Field of Disclosure
Embodiments described herein generally relate to a framework for encoding related, weighted, ordered arrangements of data as a sub-symbolic code. The sub-symbolic code provides a seamless framework for performing operations such as searching, indexing, clustering, and data transformation and/or data translation.
Description of Related Art
The background description provided herein is for the purpose of generally presenting the context of the disclosure. Work of the presently named inventors, to the extent the work is described in this background section, as well as aspects of the description that may not otherwise qualify as prior art at the time of filing, are neither expressly nor impliedly admitted as prior art against the present disclosure.
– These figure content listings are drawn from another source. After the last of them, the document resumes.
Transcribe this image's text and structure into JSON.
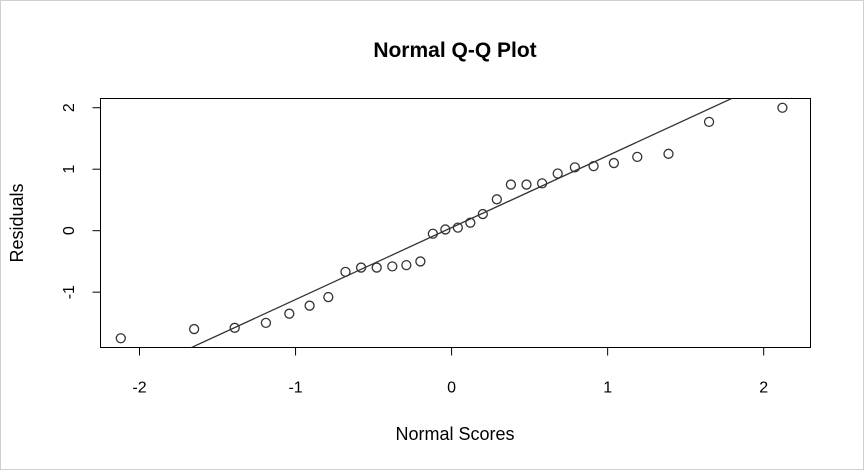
{
  "chart_data": {
    "type": "scatter",
    "title": "Normal Q-Q Plot",
    "xlabel": "Normal Scores",
    "ylabel": "Residuals",
    "xlim": [
      -2.25,
      2.3
    ],
    "ylim": [
      -1.9,
      2.15
    ],
    "x_ticks": [
      -2,
      -1,
      0,
      1,
      2
    ],
    "x_tick_labels": [
      "-2",
      "-1",
      "0",
      "1",
      "2"
    ],
    "y_ticks": [
      -1,
      0,
      1,
      2
    ],
    "y_tick_labels": [
      "-1",
      "0",
      "1",
      "2"
    ],
    "grid": false,
    "legend": "none",
    "reference_line": {
      "intercept": 0.05,
      "slope": 1.17
    },
    "points": {
      "x": [
        -2.12,
        -1.65,
        -1.39,
        -1.19,
        -1.04,
        -0.91,
        -0.79,
        -0.68,
        -0.58,
        -0.48,
        -0.38,
        -0.29,
        -0.2,
        -0.12,
        -0.04,
        0.04,
        0.12,
        0.2,
        0.29,
        0.38,
        0.48,
        0.58,
        0.68,
        0.79,
        0.91,
        1.04,
        1.19,
        1.39,
        1.65,
        2.12
      ],
      "y": [
        -1.75,
        -1.6,
        -1.58,
        -1.5,
        -1.35,
        -1.22,
        -1.08,
        -0.67,
        -0.6,
        -0.6,
        -0.58,
        -0.56,
        -0.5,
        -0.05,
        0.02,
        0.05,
        0.13,
        0.27,
        0.51,
        0.75,
        0.75,
        0.77,
        0.93,
        1.03,
        1.05,
        1.1,
        1.2,
        1.25,
        1.77,
        2.0
      ]
    }
  }
}
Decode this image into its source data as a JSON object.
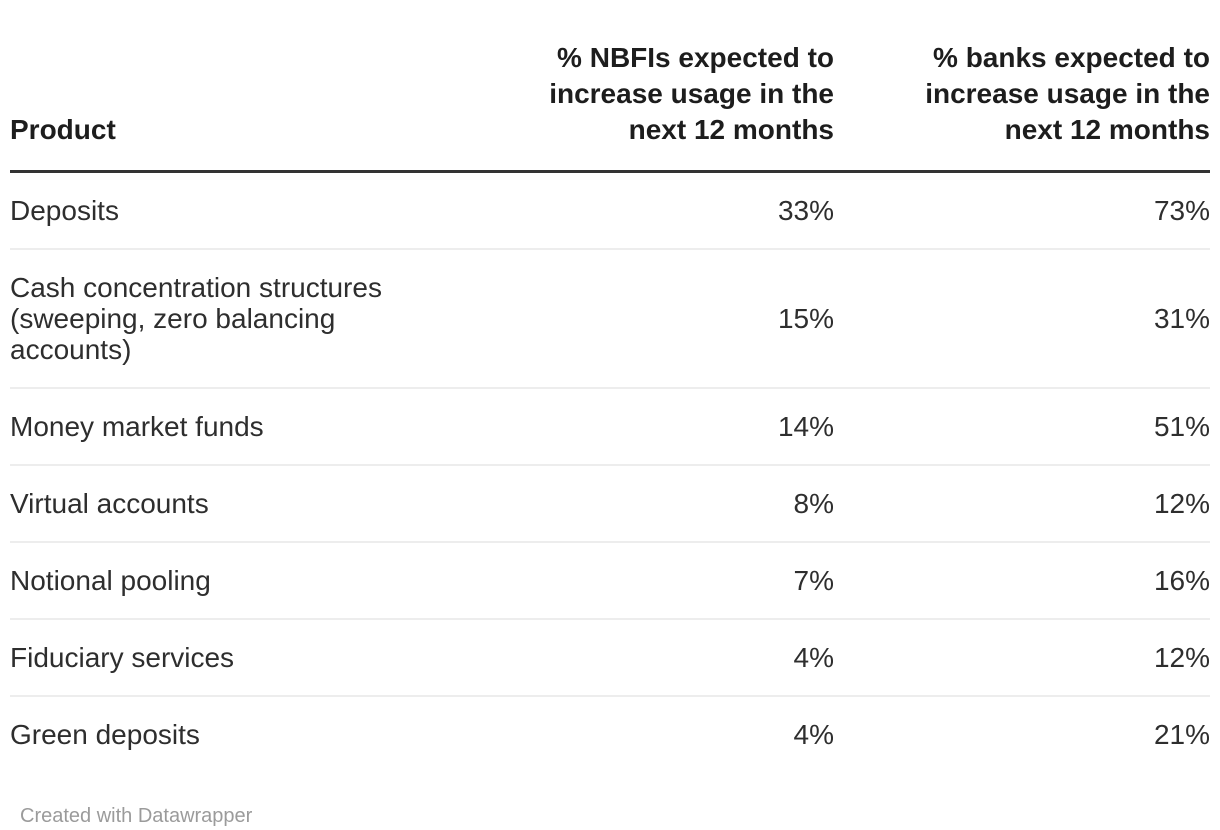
{
  "chart_data": {
    "type": "table",
    "columns": [
      "Product",
      "% NBFIs expected to increase usage in the next 12 months",
      "% banks expected to increase usage in the next 12 months"
    ],
    "rows": [
      [
        "Deposits",
        33,
        73
      ],
      [
        "Cash concentration structures (sweeping, zero balancing accounts)",
        15,
        31
      ],
      [
        "Money market funds",
        14,
        51
      ],
      [
        "Virtual accounts",
        8,
        12
      ],
      [
        "Notional pooling",
        7,
        16
      ],
      [
        "Fiduciary services",
        4,
        12
      ],
      [
        "Green deposits",
        4,
        21
      ]
    ],
    "values_unit": "%",
    "layout_hints": {
      "value_columns_align": "right",
      "header_rule": "thick-dark",
      "row_dividers": "thin-light",
      "gridlines_vertical": false
    }
  },
  "table": {
    "headers": {
      "product": "Product",
      "nbfi": "% NBFIs expected to\nincrease usage in the\nnext 12 months",
      "banks": "% banks expected to\nincrease usage in the\nnext 12 months"
    },
    "rows": [
      {
        "product": "Deposits",
        "nbfi": "33%",
        "banks": "73%"
      },
      {
        "product": "Cash concentration structures\n(sweeping, zero balancing\naccounts)",
        "nbfi": "15%",
        "banks": "31%"
      },
      {
        "product": "Money market funds",
        "nbfi": "14%",
        "banks": "51%"
      },
      {
        "product": "Virtual accounts",
        "nbfi": "8%",
        "banks": "12%"
      },
      {
        "product": "Notional pooling",
        "nbfi": "7%",
        "banks": "16%"
      },
      {
        "product": "Fiduciary services",
        "nbfi": "4%",
        "banks": "12%"
      },
      {
        "product": "Green deposits",
        "nbfi": "4%",
        "banks": "21%"
      }
    ]
  },
  "footer": {
    "credit": "Created with Datawrapper"
  },
  "colors": {
    "header_text": "#1d1d1d",
    "body_text": "#2e2e2e",
    "header_rule": "#333333",
    "row_divider": "#ededed",
    "credit_text": "#9b9b9b",
    "background": "#ffffff"
  }
}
High-dimensional data is difficult to encode and interpret. One approach is to simplify the data by assuming that the data of interest lies on an embedded non-linear manifold within a higher-dimensional space. If the manifold is of a low enough dimension, then the data can be visualized in the low dimensional space. However, all of the currently available data processing techniques require (and thereby assume) that the spaces are homogenous, and that only one manifold per space exist.
Furthermore, all of the currently available data processing techniques use some form of underlying proximity matrices and traditional vector space approaches such as latent semantic analysis, principle components analysis, multidimensional scaling, neural networks, as well as variants of all the preceding approaches to process the data. Moreover, a major drawback of such data processing methods is that ordered relationships between data are made as symmetric distance measurements. Thus, in the framework of such data processing techniques, the original order dependent properties of data are lost. For instance, statements like “the man bit the dog” are indiscernible from statements like “the dog bit the man”.
Accordingly, there is a requirement for a framework that can represent and process data relationships in a manner, wherein the framework supports multiple manifolds in possibly heterogeneous spaces, and wherein each manifold or plurality of manifolds may have a unique attitude, orientation, and stance within the higher dimensional space.